The one thing that you don’t believe when you start is that it will change your entire life. You truly become stupid and do things that you would have never believed yourself capable of, and I don’t just mean selling yourself (that’s really the easy part) it’s truly the other situations that you find yourself in that today seem unreal and almost as if it was a different life or a movie.

On one of those stupid days, I agreed to drive to Texas to pick up some heroin and bring it back to my home town in exchange for some of the heroin. Well, I wasn’t going to Texas by myself so I took a friend who I liked to party with. On our way back, my friend had a bad reaction to a syringe of heroin and died in the car. I was caught.

I got arrested but eventually let out till my trial. Four months later I went to federal prison with a six year sentence, I was 24. My life, my good life, was over. Today I own that I messed up. My family is not to blame. My parents did what they could. I was my own person and made my mistakes all by myself but they suffered. Today I know that, then it was all about me and what I wanted.

I spent 3 years, 7 months and 6 days in jail. I joined the EDAP program for addiction and recovery while in prison and learned a lot. While in prison, I lost two friends to drug overdoses and was not able to go to the funerals. After I was released, my favorite cousin, who I partied with all the time, died of an overdose and I wasn’t able to go to his funeral either.
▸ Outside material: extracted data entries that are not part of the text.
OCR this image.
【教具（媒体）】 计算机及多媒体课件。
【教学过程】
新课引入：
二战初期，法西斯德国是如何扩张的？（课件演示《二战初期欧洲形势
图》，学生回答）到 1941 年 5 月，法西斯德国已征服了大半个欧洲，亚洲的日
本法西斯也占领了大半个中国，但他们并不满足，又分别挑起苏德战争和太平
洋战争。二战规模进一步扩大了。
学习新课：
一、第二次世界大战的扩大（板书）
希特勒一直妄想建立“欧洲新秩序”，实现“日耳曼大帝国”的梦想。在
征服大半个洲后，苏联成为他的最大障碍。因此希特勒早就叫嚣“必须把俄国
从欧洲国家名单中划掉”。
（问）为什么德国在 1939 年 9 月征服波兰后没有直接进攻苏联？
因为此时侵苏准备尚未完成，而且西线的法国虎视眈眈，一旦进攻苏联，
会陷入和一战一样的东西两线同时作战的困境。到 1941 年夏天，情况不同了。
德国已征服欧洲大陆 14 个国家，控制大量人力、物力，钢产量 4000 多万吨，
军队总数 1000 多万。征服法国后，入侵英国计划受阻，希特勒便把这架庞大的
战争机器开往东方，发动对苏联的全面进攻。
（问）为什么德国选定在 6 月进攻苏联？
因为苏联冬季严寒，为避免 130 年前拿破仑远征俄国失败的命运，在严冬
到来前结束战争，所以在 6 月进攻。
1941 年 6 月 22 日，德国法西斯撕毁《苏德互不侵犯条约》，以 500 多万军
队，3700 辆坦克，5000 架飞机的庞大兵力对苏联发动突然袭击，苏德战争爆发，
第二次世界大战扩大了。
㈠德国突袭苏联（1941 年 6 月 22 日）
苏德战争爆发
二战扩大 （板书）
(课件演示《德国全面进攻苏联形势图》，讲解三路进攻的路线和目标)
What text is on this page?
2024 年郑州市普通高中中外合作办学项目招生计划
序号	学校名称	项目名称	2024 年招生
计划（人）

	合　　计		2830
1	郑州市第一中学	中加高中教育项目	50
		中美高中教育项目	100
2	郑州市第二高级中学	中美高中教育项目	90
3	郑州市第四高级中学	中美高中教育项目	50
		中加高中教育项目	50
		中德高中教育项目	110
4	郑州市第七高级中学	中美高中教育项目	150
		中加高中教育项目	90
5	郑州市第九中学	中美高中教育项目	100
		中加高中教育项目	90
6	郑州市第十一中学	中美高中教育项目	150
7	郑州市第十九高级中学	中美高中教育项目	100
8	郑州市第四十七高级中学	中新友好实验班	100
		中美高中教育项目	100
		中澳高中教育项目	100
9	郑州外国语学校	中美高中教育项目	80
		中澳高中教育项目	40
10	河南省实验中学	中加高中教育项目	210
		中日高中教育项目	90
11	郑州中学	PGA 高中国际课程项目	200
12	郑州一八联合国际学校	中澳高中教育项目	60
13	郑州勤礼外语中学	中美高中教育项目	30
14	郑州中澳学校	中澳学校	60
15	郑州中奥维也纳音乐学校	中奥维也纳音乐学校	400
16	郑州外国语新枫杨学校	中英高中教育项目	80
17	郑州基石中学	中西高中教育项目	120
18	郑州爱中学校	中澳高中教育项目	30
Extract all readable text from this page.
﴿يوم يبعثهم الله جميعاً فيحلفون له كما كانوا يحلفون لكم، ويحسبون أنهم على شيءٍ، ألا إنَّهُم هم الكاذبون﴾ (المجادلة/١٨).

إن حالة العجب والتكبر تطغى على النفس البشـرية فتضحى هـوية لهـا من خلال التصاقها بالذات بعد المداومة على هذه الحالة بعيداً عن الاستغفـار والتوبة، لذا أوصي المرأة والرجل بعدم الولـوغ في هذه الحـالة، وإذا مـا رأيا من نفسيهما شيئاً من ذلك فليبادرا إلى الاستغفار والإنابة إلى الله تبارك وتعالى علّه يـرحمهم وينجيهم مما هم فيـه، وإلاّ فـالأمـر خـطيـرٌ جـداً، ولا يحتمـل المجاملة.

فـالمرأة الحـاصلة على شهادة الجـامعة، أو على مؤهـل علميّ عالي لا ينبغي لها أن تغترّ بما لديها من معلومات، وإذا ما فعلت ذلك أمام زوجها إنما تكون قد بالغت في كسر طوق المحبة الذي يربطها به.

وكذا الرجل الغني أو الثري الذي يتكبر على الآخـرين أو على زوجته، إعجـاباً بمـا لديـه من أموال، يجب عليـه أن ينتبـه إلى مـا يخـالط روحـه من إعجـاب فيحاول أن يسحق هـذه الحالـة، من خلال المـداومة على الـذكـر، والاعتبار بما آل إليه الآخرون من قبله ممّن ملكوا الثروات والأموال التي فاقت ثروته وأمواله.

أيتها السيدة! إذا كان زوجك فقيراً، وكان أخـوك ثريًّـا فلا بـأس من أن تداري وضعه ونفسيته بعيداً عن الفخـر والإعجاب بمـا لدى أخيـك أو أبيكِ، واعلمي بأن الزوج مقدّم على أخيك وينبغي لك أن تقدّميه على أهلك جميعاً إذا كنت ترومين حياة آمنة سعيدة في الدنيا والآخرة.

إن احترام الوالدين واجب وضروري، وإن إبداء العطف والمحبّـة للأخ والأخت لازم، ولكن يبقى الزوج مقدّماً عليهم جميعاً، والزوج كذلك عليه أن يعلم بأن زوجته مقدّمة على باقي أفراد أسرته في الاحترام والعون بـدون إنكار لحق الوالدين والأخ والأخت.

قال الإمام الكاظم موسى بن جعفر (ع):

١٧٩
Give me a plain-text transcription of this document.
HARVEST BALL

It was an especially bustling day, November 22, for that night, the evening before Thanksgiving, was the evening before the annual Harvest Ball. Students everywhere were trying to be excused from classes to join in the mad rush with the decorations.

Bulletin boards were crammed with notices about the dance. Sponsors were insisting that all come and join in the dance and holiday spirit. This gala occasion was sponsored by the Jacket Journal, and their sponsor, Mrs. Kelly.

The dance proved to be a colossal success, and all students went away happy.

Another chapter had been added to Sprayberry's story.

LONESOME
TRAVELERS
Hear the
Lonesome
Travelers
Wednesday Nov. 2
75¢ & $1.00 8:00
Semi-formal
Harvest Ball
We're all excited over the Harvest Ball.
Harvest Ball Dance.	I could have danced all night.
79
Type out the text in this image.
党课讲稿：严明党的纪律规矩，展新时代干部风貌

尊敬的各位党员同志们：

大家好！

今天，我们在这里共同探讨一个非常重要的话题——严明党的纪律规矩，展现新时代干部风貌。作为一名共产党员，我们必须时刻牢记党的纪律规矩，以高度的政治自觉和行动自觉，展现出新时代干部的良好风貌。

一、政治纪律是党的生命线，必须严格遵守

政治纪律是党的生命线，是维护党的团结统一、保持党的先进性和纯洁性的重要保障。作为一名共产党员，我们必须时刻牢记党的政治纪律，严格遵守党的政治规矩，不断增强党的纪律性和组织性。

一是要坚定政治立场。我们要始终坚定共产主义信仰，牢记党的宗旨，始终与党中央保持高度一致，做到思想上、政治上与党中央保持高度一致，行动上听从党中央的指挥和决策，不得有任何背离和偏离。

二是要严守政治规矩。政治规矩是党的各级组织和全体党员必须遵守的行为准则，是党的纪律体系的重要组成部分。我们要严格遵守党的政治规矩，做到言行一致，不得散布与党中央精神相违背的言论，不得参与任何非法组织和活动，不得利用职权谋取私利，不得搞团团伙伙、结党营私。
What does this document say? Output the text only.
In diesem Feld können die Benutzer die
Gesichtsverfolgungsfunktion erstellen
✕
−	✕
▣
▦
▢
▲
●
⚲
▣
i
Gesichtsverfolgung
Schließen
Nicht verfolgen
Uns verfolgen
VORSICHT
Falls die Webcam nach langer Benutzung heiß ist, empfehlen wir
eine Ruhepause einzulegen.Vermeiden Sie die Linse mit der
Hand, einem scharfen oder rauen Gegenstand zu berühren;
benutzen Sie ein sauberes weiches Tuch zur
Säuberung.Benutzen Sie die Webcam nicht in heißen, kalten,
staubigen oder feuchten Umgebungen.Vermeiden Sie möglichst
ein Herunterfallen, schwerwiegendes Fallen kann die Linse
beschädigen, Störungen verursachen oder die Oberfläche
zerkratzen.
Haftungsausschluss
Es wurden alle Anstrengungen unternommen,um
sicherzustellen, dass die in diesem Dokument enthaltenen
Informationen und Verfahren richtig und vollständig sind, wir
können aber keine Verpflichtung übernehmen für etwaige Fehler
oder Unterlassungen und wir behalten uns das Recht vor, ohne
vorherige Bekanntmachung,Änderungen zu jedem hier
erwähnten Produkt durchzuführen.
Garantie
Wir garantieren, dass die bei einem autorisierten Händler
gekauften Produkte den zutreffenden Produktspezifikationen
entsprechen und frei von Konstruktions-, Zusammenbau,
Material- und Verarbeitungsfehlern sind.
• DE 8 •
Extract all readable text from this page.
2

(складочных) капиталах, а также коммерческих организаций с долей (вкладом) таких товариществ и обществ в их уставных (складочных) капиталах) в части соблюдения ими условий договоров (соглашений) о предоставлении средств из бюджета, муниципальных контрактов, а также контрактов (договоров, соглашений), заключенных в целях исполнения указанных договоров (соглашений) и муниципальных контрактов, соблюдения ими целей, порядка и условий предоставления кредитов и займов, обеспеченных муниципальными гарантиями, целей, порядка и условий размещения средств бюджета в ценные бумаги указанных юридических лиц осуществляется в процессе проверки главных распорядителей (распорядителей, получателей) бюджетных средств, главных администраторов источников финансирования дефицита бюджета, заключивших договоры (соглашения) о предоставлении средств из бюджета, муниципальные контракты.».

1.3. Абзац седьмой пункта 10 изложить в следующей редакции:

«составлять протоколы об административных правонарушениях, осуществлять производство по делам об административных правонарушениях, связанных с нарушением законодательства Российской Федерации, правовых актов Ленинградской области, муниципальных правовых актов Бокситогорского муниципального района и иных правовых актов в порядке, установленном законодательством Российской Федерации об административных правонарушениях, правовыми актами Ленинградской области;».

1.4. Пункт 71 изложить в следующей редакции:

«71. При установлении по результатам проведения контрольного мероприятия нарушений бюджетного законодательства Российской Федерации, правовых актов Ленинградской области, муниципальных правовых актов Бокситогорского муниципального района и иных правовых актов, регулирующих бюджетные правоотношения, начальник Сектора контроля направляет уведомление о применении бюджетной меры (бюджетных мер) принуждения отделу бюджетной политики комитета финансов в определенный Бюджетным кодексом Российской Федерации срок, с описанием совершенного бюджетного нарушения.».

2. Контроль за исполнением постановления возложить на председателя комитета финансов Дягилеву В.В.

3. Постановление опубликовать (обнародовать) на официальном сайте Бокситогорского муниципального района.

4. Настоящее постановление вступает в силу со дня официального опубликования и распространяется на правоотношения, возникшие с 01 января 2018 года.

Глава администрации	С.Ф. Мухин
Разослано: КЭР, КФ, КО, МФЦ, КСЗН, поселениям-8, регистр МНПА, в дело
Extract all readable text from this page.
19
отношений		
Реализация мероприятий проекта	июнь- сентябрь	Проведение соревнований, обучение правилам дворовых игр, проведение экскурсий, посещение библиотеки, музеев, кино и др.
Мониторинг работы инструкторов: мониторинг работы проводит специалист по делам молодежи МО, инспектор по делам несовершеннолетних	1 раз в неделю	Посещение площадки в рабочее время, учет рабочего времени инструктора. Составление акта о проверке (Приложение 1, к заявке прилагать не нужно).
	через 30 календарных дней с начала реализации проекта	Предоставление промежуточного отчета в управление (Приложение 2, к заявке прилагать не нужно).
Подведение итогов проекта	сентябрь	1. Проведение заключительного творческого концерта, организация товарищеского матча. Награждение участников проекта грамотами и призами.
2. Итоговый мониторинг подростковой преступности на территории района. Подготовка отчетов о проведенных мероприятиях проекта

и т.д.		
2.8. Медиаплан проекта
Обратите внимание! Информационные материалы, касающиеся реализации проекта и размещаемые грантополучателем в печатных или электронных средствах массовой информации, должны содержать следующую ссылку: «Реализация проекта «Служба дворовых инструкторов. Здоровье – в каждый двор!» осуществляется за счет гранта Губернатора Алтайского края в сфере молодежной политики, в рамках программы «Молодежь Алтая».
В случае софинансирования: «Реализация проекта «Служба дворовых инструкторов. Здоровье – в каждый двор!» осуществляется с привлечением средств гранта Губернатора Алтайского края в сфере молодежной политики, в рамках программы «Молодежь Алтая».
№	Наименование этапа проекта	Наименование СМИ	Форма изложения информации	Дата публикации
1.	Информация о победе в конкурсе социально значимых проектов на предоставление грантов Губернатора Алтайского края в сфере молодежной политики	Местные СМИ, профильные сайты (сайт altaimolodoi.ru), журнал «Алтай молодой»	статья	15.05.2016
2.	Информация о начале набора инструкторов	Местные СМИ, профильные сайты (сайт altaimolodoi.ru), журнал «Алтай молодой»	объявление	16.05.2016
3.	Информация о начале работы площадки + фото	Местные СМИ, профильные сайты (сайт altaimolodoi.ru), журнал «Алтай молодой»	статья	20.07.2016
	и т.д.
I am in the YWCA WIND Program. The only reason that I got out of prison in three years was because I did what I was supposed to while in jail and then I applied to the YWCA, was interviewed and accepted in the program and now I am working on my recovery. I missed so much. I am trying very hard to do the right thing. I’ve heard that three of my friends went back to jail since I have been in Wheeling. That will not be me. They have a recovery coach who helped me get a job, has taken me to all of my doctor appointments. One of the requirements of the program is to go to 90 AA/NA meetings in 90 days. They offer transitional housing for an additional 18 months after the 6 month program if I want it or need it. I don’t know what I will do when that time comes but I am sure that I will be clean. The support offered in the WIND Program is what has kept me clean. I won’t be one of the girls that go back to jail for using (at least I hope not).I am taking it one day at a time and with the support of the YWCA WIND Program, I think I can make it.”